Hoover Institution (Stanford, CA)—State education secretaries from across America, along with representatives from the Council of Chief State School Officers, joined Hoover fellows on May 15 and 16, 2025 for a series of topical briefings with a focus on how to reinvigorate K–12 education.

The gathering is part of a series of events put on by Hoover’s State and Local Leadership Forum, organized in part to conduct outreach with legislators at the federal and state level as well as municipal and education sector policymakers and public servants.

The goal is to equip decision-makers with the latest scholarship as they deal with a myriad of challenges facing the sector in the wake of the COVID-19 pandemic and its related disruptions to learning.
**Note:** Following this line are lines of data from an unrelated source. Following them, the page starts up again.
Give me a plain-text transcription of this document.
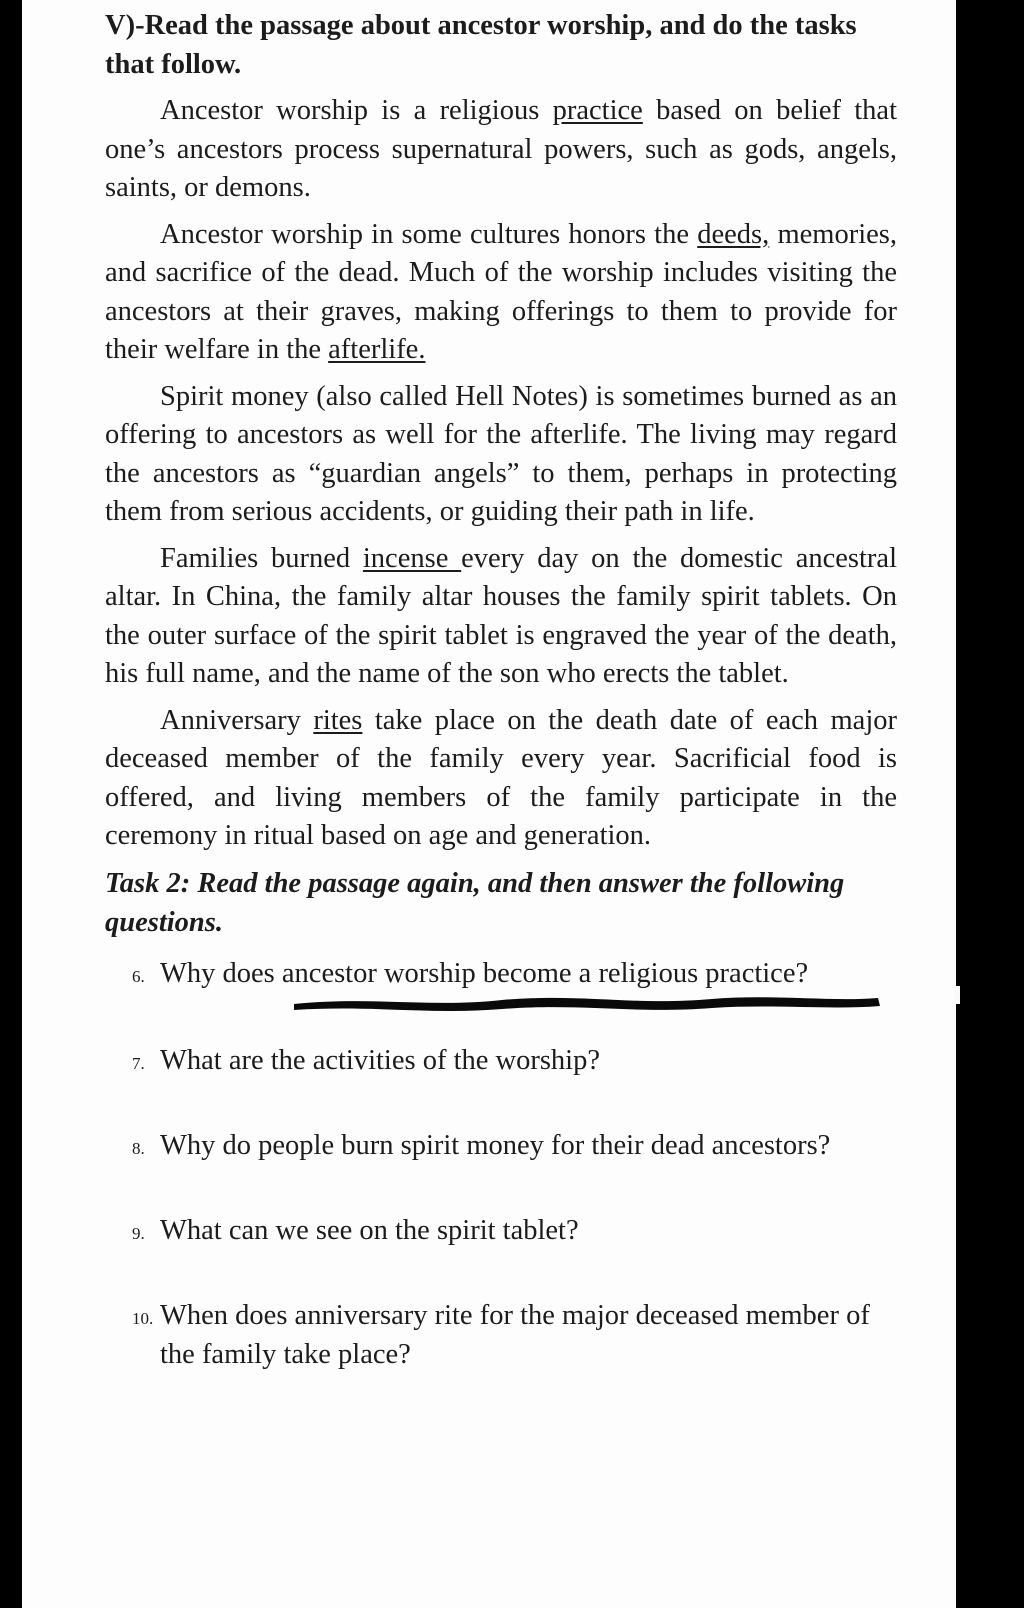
V)-Read the passage about ancestor worship, and do the tasks that follow.

Ancestor worship is a religious practice based on belief that one’s ancestors process supernatural powers, such as gods, angels, saints, or demons.

Ancestor worship in some cultures honors the deeds, memories, and sacrifice of the dead. Much of the worship includes visiting the ancestors at their graves, making offerings to them to provide for their welfare in the afterlife.

Spirit money (also called Hell Notes) is sometimes burned as an offering to ancestors as well for the afterlife. The living may regard the ancestors as “guardian angels” to them, perhaps in protecting them from serious accidents, or guiding their path in life.

Families burned incense every day on the domestic ancestral altar. In China, the family altar houses the family spirit tablets. On the outer surface of the spirit tablet is engraved the year of the death, his full name, and the name of the son who erects the tablet.

Anniversary rites take place on the death date of each major deceased member of the family every year. Sacrificial food is offered, and living members of the family participate in the ceremony in ritual based on age and generation.

Task 2: Read the passage again, and then answer the following questions.
6. Why does ancestor worship become a religious practice?
7. What are the activities of the worship?
8. Why do people burn spirit money for their dead ancestors?
9. What can we see on the spirit tablet?
10. When does anniversary rite for the major deceased member of the family take place?
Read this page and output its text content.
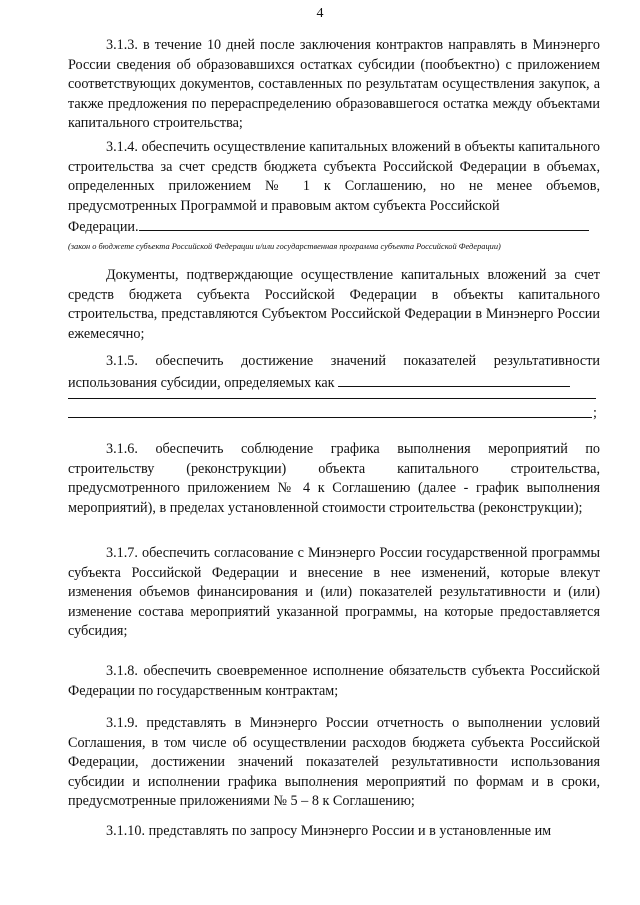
4

3.1.3. в течение 10 дней после заключения контрактов направлять в Минэнерго России сведения об образовавшихся остатках субсидии (пообъектно) с приложением соответствующих документов, составленных по результатам осуществления закупок, а также предложения по перераспределению образовавшегося остатка между объектами капитального строительства;

3.1.4. обеспечить осуществление капитальных вложений в объекты капитального строительства за счет средств бюджета субъекта Российской Федерации в объемах, определенных приложением № 1 к Соглашению, но не менее объемов, предусмотренных Программой и правовым актом субъекта Российской
Федерации.

(закон о бюджете субъекта Российской Федерации и/или государственная программа субъекта Российской Федерации)

Документы, подтверждающие осуществление капитальных вложений за счет средств бюджета субъекта Российской Федерации в объекты капитального строительства, представляются Субъектом Российской Федерации в Минэнерго России ежемесячно;

3.1.5. обеспечить достижение значений показателей результативности использования субсидии, определяемых как

;

3.1.6. обеспечить соблюдение графика выполнения мероприятий по строительству (реконструкции) объекта капитального строительства, предусмотренного приложением № 4 к Соглашению (далее - график выполнения мероприятий), в пределах установленной стоимости строительства (реконструкции);

3.1.7. обеспечить согласование с Минэнерго России государственной программы субъекта Российской Федерации и внесение в нее изменений, которые влекут изменения объемов финансирования и (или) показателей результативности и (или) изменение состава мероприятий указанной программы, на которые предоставляется субсидия;

3.1.8. обеспечить своевременное исполнение обязательств субъекта Российской Федерации по государственным контрактам;

3.1.9. представлять в Минэнерго России отчетность о выполнении условий Соглашения, в том числе об осуществлении расходов бюджета субъекта Российской Федерации, достижении значений показателей результативности использования субсидии и исполнении графика выполнения мероприятий по формам и в сроки, предусмотренные приложениями № 5 – 8 к Соглашению;

3.1.10. представлять по запросу Минэнерго России и в установленные им
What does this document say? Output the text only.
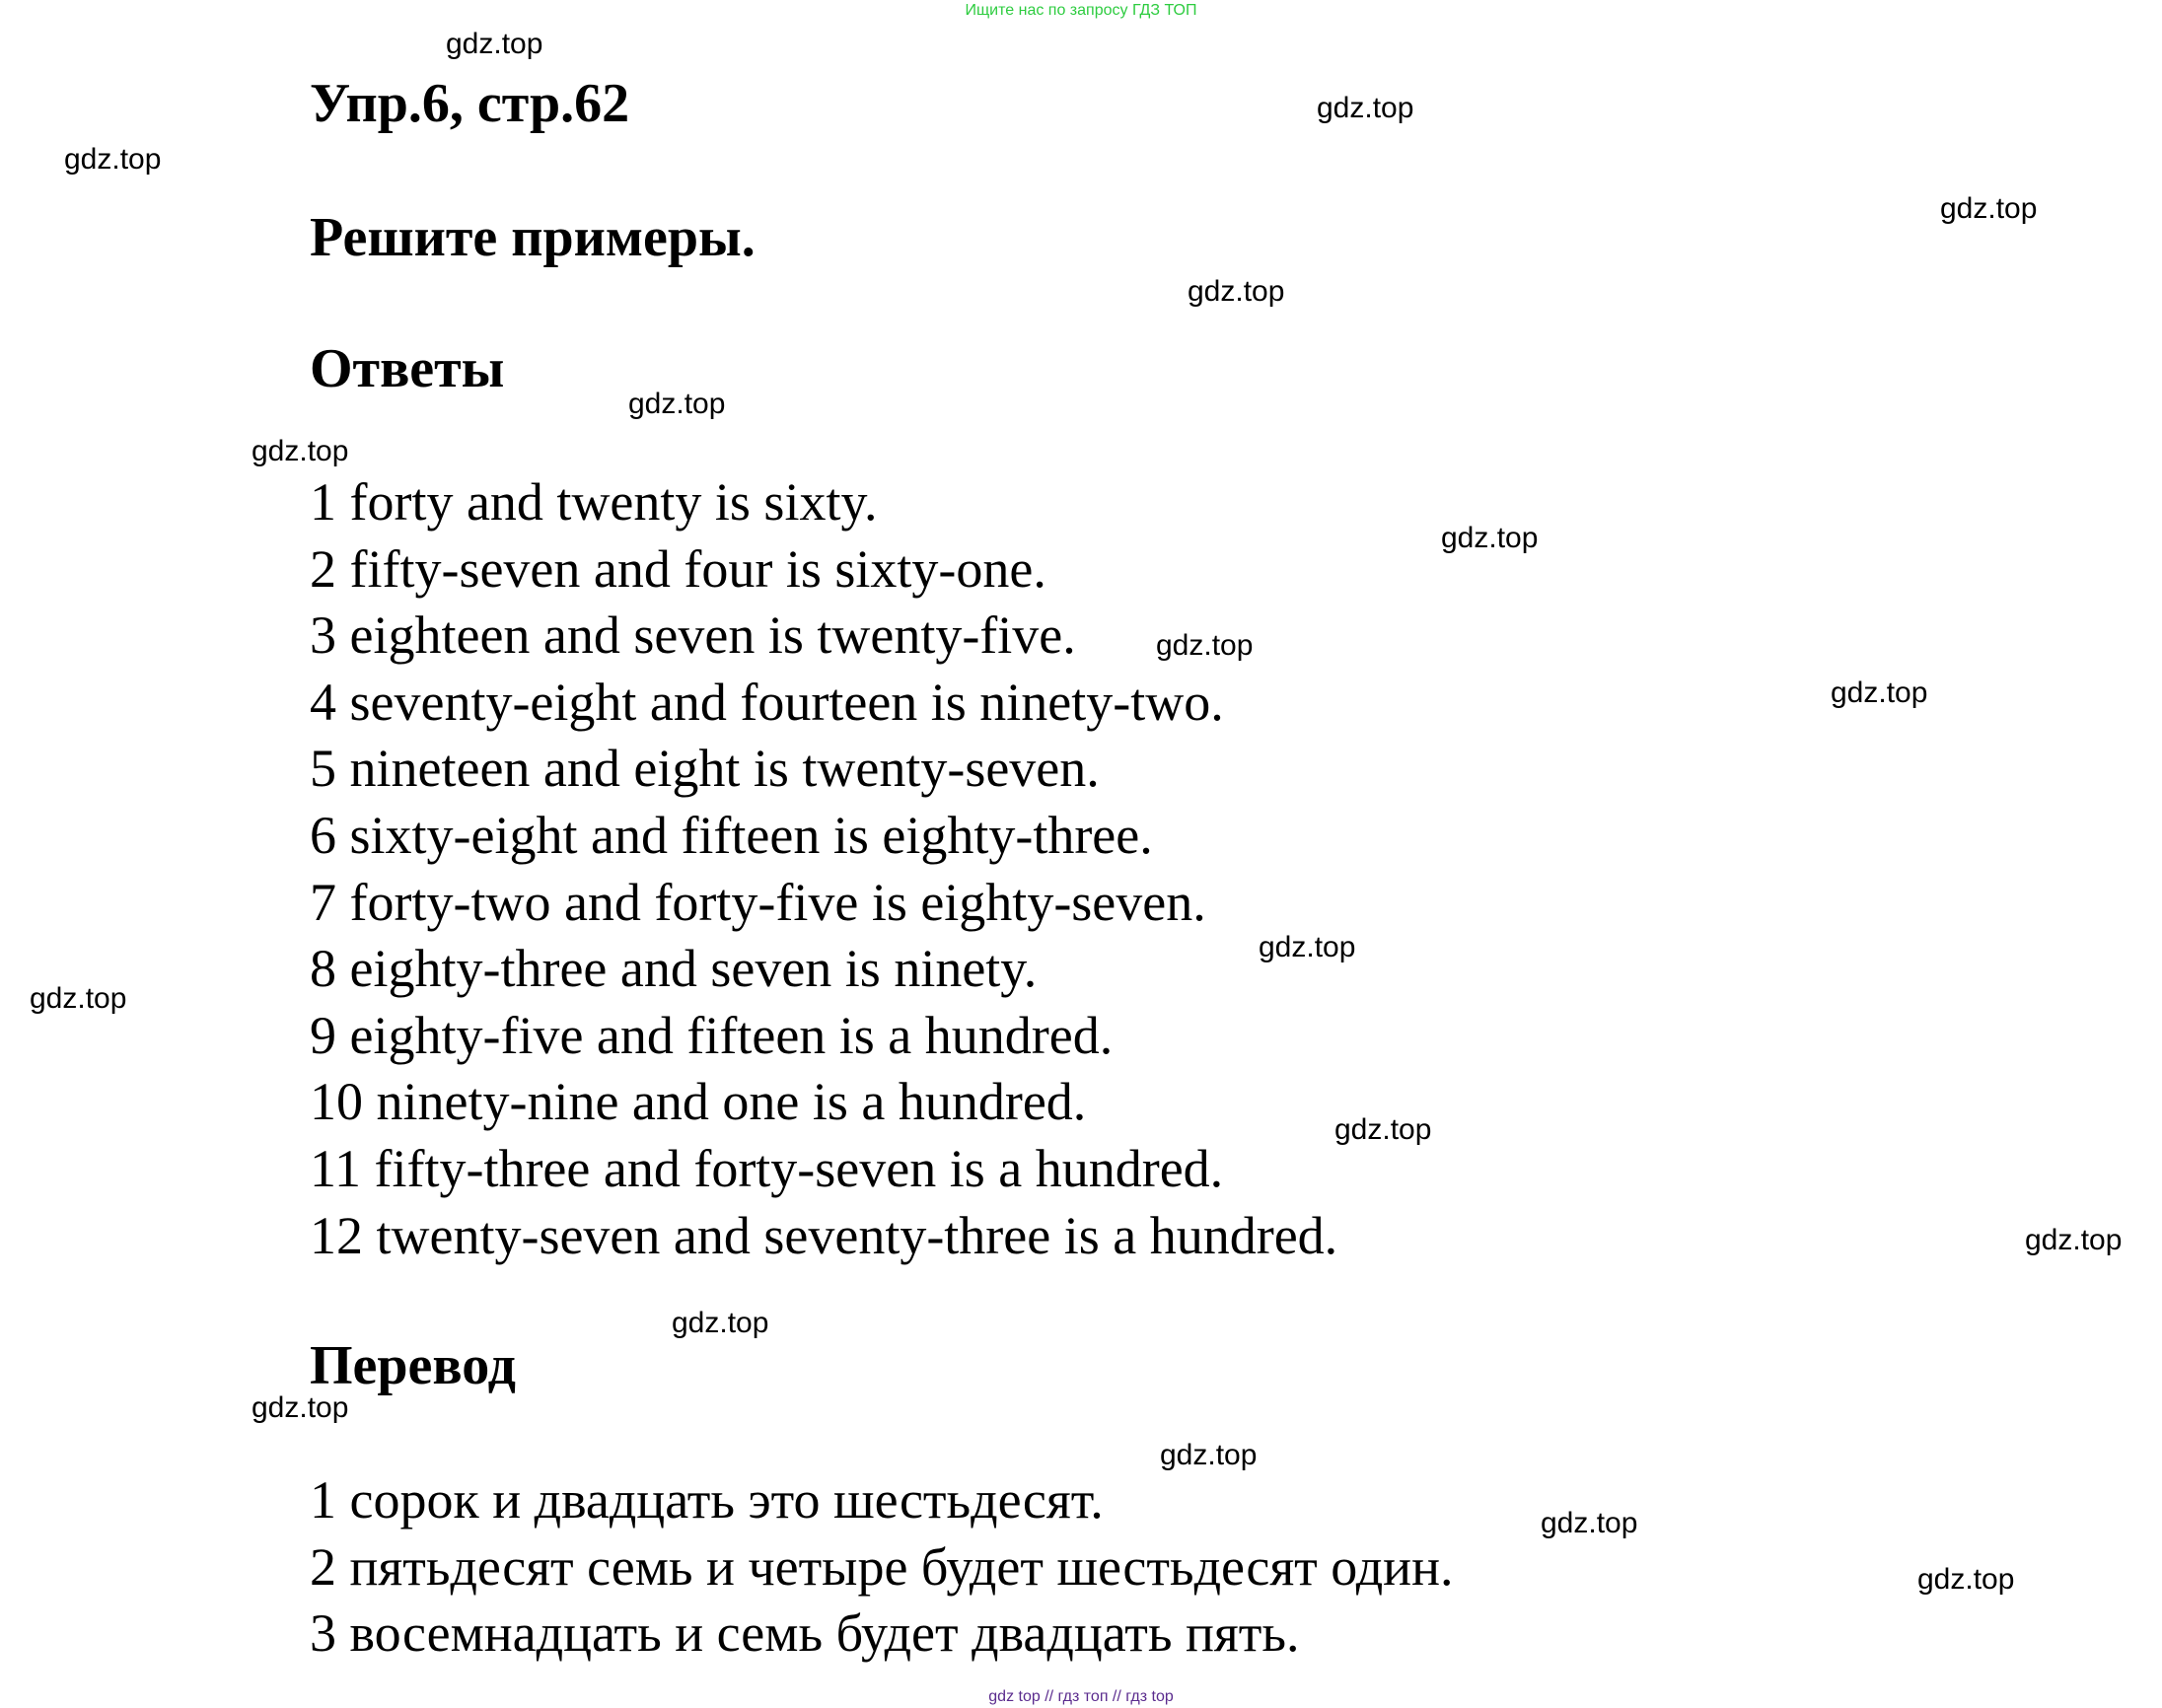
Ищите нас по запросу ГДЗ ТОП
Упр.6, стр.62
Решите примеры.
Ответы
1 forty and twenty is sixty.
2 fifty-seven and four is sixty-one.
3 eighteen and seven is twenty-five.
4 seventy-eight and fourteen is ninety-two.
5 nineteen and eight is twenty-seven.
6 sixty-eight and fifteen is eighty-three.
7 forty-two and forty-five is eighty-seven.
8 eighty-three and seven is ninety.
9 eighty-five and fifteen is a hundred.
10 ninety-nine and one is a hundred.
11 fifty-three and forty-seven is a hundred.
12 twenty-seven and seventy-three is a hundred.
Перевод
1 сорок и двадцать это шестьдесят.
2 пятьдесят семь и четыре будет шестьдесят один.
3 восемнадцать и семь будет двадцать пять.
gdz.top
gdz.top
gdz.top
gdz.top
gdz.top
gdz.top
gdz.top
gdz.top
gdz.top
gdz.top
gdz.top
gdz.top
gdz.top
gdz.top
gdz.top
gdz.top
gdz.top
gdz.top
gdz.top
gdz top // гдз топ // гдз top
At the forum, Hoover Institution Director Condoleezza Rice addressed the state education leaders, speaking about her lifelong work as a scholar and educator. She emphasized the need for US K–12 education policy to reflect the needs of all American children and called on state leaders to undertake the kind of systemic transformation of the nation’s schools proposed by Hoover’s Education Futures Council, which she chaired.

Distinguished Research Fellow Margaret (Macke) Raymond followed Director Rice, focusing her remarks on the need to make innovation and improvement the central focus for school, district, and state leaders.

Bruni Family Fellow Michael T. Hartney spoke to the leaders about the impact school board composition, elections, and school district organization have on the performance of schools. He was followed by Tom Schnaubelt, assistant director of Hoover’s Center for Revitalizing American Institutions (RAI), who described for attendees Hoover’s commitment to improving the teaching of civics, part of RAI’s efforts to reverse the trend of Americans’ declining trust in institutions. Joining him was Senior Fellow Eugene Volokh, who discussed First Amendment issues in public schooling.

Senior Fellow Thomas S. Dee shared his research on new approaches to boost student achievement, the continuing problem of chronic absenteeism in US schools, and ways to increase computer science uptake among underrepresented groups.

Reinforcing calls for large-scale, systemic transformation of America’s schools, Senior Fellow Eric Hanushek shared his research on the cumulative earnings losses sustained by pupils who lived through the COVID-19 pandemic. Echoing his earlier research, Hanushek warned of the profound impact on future state economies that will result without a determined effort to address these learning losses.

Senior Fellow Drew Endy, director of Bio-Strategies and Leadership at Hoover, took the education leaders to Stanford’s Shriram Center for Bioengineering and Chemical Engineering, where he demonstrated the exponential possibilities offered by synthetic biology and biomanufacturing.

Closing out the day, Styslinger Fellow Natalie Millar presented her latest research, which examines customized job training efforts underway in Tennessee, with lessons for strengthening the connection between K–12 and a prosperous career. With technology in the classroom remaining a hot topic among educators, attendees then heard from Herb Lin, Hank J. Holland Fellow in Cyber Policy and Security and editor in chief of the Stanford Emerging Technology Review (SETR), about the future of artificial intelligence as well as risks posed by the proliferation of AI and other emerging technologies discussed in the SETR report.

Hoover’s K–12 education team closed out the conference by returning to the theme of systemic reform as outlined in the Education Futures Council’s report “Ours to Solve—Once, and For All” and committed the Institution to ongoing support for state leaders as they work to address the challenges confronting the US K–12 system.